In terms of returns from investment, Etteplan Oyj has invested its equity funds well leading to a 25% return on equity (ROE), above the sensible minimum of 20%. Furthermore, its return on assets (ROA) of 9.9% exceeds the FI Professional Services industry of 5.6%, indicating Etteplan Oyj has used its assets more efficiently. And finally, its return on capital (ROC), which also accounts for Etteplan Oyj’s debt level, has increased over the past 3 years from 11% to 19%. This correlates with a decrease in debt holding, with debt-to-equity ratio declining from 86% to 60% over the past 5 years.
What does this mean?
While past data is useful, it doesn’t tell the whole story. Companies that have performed well in the past, such as Etteplan Oyj gives investors conviction. However, the next step would be to assess whether the future looks as optimistic. I recommend you continue to research Etteplan Oyj to get a more holistic view of the stock by looking at:
- Future Outlook: What are well-informed industry analysts predicting for ETTE’s future growth? Take a look at our free research report of analyst consensus for ETTE’s outlook.

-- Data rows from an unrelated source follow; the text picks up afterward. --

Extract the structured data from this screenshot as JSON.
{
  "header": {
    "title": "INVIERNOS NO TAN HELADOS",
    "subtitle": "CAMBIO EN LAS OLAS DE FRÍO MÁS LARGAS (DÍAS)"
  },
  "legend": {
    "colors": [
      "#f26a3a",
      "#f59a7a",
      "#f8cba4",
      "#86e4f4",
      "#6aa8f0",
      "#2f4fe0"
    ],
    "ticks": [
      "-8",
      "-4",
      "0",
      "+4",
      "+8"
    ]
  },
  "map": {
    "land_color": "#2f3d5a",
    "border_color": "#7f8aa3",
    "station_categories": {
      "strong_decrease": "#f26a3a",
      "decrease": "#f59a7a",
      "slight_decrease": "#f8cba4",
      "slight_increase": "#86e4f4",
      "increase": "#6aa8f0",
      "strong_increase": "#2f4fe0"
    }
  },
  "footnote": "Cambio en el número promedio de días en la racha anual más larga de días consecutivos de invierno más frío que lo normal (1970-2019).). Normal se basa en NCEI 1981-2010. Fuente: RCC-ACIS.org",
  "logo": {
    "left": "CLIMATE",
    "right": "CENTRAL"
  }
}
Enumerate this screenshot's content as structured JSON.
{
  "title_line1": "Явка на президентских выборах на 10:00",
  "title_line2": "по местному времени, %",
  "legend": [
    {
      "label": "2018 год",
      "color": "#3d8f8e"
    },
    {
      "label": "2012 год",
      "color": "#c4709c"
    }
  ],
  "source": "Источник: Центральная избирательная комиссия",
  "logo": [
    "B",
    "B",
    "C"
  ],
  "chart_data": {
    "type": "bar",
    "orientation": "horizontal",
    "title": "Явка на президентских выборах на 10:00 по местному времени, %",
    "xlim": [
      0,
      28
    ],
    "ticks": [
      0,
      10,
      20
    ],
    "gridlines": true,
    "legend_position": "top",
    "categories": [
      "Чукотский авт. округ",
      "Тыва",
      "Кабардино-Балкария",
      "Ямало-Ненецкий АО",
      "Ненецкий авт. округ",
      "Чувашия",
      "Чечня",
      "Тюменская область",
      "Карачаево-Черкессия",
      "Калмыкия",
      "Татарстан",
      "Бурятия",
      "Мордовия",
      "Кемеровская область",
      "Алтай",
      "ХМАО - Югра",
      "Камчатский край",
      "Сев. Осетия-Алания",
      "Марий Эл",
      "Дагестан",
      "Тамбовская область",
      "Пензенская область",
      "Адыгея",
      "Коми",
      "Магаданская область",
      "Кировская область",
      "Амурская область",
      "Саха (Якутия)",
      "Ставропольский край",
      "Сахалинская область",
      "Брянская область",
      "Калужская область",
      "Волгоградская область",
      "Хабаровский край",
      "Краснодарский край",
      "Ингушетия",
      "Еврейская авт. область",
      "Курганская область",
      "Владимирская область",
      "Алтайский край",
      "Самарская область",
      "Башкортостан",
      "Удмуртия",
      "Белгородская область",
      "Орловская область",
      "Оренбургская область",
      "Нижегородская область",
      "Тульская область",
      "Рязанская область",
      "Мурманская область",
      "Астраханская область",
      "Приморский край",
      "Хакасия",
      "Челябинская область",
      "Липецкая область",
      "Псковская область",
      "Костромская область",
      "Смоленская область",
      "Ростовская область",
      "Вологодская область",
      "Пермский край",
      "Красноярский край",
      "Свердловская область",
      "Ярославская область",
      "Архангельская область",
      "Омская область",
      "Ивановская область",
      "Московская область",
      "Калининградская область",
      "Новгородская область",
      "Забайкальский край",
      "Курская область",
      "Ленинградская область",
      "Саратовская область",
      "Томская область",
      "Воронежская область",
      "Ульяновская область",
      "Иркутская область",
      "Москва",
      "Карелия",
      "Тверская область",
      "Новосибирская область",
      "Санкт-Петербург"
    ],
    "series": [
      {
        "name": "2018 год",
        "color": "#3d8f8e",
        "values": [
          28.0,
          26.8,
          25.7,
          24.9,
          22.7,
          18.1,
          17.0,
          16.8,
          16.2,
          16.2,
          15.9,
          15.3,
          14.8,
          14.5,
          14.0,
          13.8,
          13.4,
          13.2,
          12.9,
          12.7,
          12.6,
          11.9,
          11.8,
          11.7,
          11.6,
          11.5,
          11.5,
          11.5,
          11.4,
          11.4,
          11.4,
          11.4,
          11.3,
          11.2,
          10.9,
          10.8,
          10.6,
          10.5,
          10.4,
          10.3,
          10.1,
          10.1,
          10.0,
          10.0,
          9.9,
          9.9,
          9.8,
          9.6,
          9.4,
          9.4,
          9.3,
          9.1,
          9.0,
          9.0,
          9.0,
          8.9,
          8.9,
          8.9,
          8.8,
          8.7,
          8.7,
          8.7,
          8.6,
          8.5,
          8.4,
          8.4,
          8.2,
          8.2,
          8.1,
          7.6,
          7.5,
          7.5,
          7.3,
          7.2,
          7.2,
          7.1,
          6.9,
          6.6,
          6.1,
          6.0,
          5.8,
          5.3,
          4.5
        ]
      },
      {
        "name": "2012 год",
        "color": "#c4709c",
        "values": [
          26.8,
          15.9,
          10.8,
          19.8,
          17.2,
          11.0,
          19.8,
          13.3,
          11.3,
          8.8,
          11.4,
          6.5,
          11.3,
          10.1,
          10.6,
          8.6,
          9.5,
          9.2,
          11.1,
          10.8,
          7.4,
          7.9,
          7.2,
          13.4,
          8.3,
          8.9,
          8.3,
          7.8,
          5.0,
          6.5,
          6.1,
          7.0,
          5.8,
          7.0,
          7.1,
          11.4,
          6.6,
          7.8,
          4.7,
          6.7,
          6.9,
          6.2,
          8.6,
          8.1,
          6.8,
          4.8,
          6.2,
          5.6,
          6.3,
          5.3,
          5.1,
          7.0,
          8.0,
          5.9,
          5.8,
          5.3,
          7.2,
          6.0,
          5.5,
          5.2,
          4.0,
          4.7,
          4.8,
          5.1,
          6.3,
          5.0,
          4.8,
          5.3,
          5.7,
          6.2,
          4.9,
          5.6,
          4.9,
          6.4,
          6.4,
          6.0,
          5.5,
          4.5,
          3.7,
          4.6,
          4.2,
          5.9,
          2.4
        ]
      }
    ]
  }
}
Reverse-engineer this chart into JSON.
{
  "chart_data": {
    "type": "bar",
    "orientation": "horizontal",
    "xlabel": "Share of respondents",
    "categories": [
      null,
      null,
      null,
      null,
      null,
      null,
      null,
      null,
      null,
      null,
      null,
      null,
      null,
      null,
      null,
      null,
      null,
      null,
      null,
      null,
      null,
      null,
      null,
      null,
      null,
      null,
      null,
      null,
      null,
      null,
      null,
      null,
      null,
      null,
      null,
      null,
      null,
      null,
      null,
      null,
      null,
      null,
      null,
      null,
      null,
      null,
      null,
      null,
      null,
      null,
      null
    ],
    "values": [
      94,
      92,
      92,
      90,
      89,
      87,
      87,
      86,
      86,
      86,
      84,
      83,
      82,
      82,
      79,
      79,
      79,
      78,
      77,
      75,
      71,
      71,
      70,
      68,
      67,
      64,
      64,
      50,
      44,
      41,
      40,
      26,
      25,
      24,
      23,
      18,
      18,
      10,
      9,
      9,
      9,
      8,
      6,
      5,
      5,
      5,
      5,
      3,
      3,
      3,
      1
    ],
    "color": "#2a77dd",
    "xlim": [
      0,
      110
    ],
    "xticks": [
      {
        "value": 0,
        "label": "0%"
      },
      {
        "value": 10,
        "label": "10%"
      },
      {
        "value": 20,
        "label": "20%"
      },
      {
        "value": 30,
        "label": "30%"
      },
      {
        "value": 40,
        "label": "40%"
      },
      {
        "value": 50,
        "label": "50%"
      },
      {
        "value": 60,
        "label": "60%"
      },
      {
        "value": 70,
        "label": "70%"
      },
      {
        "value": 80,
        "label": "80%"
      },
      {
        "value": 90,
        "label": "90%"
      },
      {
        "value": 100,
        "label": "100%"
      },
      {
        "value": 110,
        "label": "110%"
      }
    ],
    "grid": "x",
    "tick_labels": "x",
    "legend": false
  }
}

- Financial Health: Are ETTE’s operations financially sustainable? Balance sheets can be hard to analyze, which is why we’ve done it for you. Check out our financial health checks here.
- Other High-Performing Stocks: Are there other stocks that provide better prospects with proven track records? Explore our free list of these great stocks here.
NB: Figures in this article are calculated using data from the trailing twelve months from 30 September 2019. This may not be consistent with full year annual report figures.
We aim to bring you long-term focused research analysis driven by fundamental data. Note that our analysis may not factor in the latest price-sensitive company announcements or qualitative material.
If you spot an error that warrants correction, please contact the editor at email@example.com. This article by Simply Wall St is general in nature. It does not constitute a recommendation to buy or sell any stock, and does not take account of your objectives, or your financial situation. Simply Wall St has no position in the stocks mentioned. Thank you for reading.